They focus on asymmetric conflicts, which are wars or disagreements between nations engaged in war whose relative military power, resources, and strategies differ significantly. More specifically, they focus on “troubled or distorted relationship between the adversaries” as the base cause of asymmetric conflicts. In such cases, they write that narratives are important because they attach personal experience to broader ideological stances, but also warns that narrative transformation is particularly difficult because of the deeply embedded stories that are a mythical representation of “truth”, and these truths must be confronted for reconciliation or justice to emerge.

The author frames storytelling as a fundamental form of argument by asserting that narratives are not merely subjective or emotional expressions, but structured communication mechanisms used to justify positions and provide evidence for claims. The paper articulates this framing through three mechanisms:

  1. Evidence and Justification: narratives function as arguments because they interpret evidence to explain a specific version of reality. In this context, personal experiences serve as the “data” or empirical truth that supports a broader political or ideological “claim”.

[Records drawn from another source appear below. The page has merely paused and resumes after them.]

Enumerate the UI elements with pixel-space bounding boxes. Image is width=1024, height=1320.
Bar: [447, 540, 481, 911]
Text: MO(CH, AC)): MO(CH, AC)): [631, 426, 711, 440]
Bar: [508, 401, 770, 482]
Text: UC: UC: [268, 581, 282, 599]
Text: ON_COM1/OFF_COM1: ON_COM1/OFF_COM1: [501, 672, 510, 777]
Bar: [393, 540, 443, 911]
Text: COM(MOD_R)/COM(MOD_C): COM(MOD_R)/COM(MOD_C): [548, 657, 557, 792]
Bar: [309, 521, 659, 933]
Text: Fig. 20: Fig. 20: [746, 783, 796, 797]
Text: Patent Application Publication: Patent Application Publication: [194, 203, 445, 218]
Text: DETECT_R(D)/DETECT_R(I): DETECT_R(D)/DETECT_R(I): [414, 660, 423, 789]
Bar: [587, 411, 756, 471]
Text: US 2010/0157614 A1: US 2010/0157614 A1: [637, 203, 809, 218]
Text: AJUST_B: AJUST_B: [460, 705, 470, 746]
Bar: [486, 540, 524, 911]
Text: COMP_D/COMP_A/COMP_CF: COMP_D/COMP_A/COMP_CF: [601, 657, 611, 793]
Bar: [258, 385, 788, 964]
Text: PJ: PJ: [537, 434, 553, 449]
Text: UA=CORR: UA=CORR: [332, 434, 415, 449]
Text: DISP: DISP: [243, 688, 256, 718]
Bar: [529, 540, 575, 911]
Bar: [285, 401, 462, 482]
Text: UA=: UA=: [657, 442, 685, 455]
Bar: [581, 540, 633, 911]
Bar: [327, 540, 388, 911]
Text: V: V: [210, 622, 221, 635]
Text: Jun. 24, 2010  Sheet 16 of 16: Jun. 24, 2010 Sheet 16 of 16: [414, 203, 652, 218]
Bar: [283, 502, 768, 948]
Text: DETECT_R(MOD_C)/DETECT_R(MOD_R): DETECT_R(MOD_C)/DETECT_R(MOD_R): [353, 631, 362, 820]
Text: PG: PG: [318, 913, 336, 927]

  2. Structural Alignment: the author maps storytelling to Toulmin’s model of argumentation. A story provides the data (e.g., a history of expulsion), which supports a claim (e.g., the other side is responsible for suffering), connected by a warrant (the personal experience connecting the history to the claim).
  3. Presumptive Reasoning: unlike formal logic, storytelling operates as “conversational argument” based on presumptive reasoning. This relies on pragmatics and context to reach conclusions that are statistically defensible to the speaker, even if not logically required.